幕下以下特集も名古屋までの間に3~4力士分入れていく予定です。まずは小柳。

小柳亮太 出身:新潟 生年:平成5年 所属:時津風 身長:185センチ 体重:171キロ 
<プロフィール>
新潟出身→東農大→時津風という王道ルートで入門すると、28年春場所に同場所から適用されることとなった三段目付け出しでデビューすると、いきなり優勝。幕下昇進を果たした去る夏場所も勢いは止まらず、7戦全勝で初土俵からの連勝記録を14に伸ばした上、千穐楽の優勝決定戦では十両経験者阿武咲を下すおまけ付き。
名古屋では、早々に十両を視界に捉える位置にまで急浮上する。抜群の体力に恵まれた大器、下半期の3場所でどこまで番付を上げるのか、本当に楽しみです。

<取り口>
大きく分けると、左四つや突き押しの相手とやるときは体当たり気味に当たってから突き押しに徹し、右四つとやる場合は、右喉輪左おっつけで挟み付けて、そのまま攻めきれれば良し、そうでなくとも根が右四つということで、素早く左おっつけからの左上手に進展させて…という狙いを採るよう。
全般に腰はやや高いものの、体格があるゆえ、現時点では下げることを意識しすぎるよりは、しっかり相手を正面に置きながら、突き放しやおっつけ、あるいは右四つに組むなりして相手の腰を伸ばすことを重視しているように見えます。

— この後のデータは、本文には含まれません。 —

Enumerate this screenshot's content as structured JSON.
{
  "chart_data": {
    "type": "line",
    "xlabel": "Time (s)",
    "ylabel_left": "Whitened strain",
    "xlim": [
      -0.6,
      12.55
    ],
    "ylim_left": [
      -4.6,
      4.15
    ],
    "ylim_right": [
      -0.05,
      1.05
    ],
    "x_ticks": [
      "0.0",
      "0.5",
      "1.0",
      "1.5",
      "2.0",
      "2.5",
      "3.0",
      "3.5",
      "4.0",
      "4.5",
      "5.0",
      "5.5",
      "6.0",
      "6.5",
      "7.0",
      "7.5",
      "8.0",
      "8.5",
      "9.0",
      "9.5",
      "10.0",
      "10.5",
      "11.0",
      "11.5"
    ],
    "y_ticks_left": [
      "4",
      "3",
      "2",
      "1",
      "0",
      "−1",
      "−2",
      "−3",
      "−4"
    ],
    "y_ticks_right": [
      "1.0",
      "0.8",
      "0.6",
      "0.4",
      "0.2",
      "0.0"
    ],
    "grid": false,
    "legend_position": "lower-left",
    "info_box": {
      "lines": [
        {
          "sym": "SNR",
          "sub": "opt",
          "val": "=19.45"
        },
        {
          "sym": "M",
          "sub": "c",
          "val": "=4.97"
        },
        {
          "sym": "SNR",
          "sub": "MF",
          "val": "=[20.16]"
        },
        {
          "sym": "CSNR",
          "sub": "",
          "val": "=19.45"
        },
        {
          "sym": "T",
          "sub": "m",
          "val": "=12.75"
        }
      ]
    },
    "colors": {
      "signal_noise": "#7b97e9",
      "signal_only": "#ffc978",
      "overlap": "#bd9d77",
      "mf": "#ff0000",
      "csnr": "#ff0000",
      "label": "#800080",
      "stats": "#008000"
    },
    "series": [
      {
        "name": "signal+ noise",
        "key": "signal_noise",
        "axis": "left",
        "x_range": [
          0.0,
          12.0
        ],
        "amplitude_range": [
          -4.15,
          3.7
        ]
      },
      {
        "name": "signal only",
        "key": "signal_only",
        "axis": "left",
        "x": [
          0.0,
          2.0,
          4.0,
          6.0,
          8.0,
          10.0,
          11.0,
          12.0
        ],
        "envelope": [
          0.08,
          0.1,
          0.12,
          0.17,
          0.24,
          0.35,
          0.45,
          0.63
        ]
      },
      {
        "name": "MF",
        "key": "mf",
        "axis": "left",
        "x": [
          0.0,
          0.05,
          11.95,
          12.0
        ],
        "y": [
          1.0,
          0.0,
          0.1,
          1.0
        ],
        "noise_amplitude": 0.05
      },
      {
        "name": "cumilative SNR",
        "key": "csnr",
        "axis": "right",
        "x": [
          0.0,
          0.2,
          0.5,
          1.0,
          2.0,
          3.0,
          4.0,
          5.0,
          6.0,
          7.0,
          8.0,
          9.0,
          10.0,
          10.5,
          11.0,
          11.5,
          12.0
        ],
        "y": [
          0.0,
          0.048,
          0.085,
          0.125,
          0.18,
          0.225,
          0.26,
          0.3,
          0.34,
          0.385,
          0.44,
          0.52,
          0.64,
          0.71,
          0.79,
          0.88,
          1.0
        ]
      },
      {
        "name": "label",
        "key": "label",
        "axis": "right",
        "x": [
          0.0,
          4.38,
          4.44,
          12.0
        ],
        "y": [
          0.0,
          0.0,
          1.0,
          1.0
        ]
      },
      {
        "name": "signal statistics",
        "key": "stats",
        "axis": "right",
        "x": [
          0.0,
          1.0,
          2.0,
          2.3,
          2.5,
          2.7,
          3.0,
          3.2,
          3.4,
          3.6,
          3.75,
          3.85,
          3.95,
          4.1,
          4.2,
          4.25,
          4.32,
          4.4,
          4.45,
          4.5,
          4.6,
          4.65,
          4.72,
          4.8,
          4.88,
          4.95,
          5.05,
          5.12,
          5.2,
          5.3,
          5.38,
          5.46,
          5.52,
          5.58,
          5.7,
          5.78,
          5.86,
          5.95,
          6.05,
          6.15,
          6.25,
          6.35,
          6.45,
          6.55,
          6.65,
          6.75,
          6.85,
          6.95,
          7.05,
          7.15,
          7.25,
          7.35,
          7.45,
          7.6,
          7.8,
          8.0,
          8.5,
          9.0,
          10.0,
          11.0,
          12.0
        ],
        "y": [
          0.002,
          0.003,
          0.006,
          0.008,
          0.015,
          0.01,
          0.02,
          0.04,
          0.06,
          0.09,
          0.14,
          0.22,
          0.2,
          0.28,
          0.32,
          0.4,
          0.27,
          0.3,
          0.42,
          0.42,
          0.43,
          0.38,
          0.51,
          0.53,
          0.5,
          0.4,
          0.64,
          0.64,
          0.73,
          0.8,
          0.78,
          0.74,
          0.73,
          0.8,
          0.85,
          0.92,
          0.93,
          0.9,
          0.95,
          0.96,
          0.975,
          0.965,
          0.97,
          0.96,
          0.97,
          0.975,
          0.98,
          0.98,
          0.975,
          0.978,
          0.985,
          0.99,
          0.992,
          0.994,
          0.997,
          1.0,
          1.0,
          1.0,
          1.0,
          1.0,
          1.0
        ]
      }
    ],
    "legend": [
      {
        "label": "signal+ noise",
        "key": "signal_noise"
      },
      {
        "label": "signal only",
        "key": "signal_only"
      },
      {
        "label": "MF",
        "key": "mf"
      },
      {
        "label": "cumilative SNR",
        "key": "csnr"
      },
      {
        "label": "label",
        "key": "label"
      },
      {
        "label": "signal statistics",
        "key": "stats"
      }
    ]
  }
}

上記の夏場所決定戦は相手が十両経験者の阿武咲ということで、幕下上位に上がる名古屋場所、どこまでやれるかを占う意味でも非常に注目された一番でしたが、当たりあってから阿武咲の右おっつけで横向きにされかけるところでも、ふっと左の力を抜き、すぐさま右から攻め返して差し手を覗かせると、左からも挟み付けるように攻めて赤房に強襲。少し流れに任せて出過ぎた感はあり、土俵際の突き落としを喰いかけましたが、阿武咲の左足が先に出ており、ここで勝負ありでした。
おっつけられたら差し手の力を抜けなんていう格言は、相撲をやっていればおそらく誰もが知っていることですが、自然と出せるあたりはセンスの良さですし、自分の体格に合ったリズムで相撲を取ることの上手い力士という印象を強く受けた部分。まして阿武咲クラスの攻めをもろともしなかったことで本人としても手応えを掴んだでしょうし、名古屋場所に向けての期待もいちだんと高まったのではないでしょうか。


<今後の展望>
現状まだまだ立合いが遅いあたりは学生時代の名残でもあり、やむを得ないところではありつつ、勿論出来る限り早めに修正して、十両以上の土俵に向かって行きたい。
取り口については、当面突き押しを中心に据えながら鍛錬に励んでいくとのこと。右四つでも十分相撲は取れるのですが、ちょうど幕内に行けば豊響くらいの体格ですから、現時点では大きいという印象があっても、幕内上位に行けばさらに上がいる。ゆえに、先ずはよりいっそう馬力を磨き、彼らに対抗できるような持ち味を得るのが重要ということなのでしょう。
過去2場所の内容として、立合いかましていかない点についても、(首とかに怪我もないようなので)欲を言えば当たれるようになれればいいですし、常時というのではなくともオプションとして出せるようになれば、相手にとっての怖さが増すのではないかと思います。


まあ、この人については、今あまり急いでアレコレ書かずとも、自ずと次の機会が訪れるはず。今回はこんなところに留めて、次は年末の全関取レビューで書けるかどうか…というのを楽しみに待ってみたい。その可能性は決して低くなさそうです。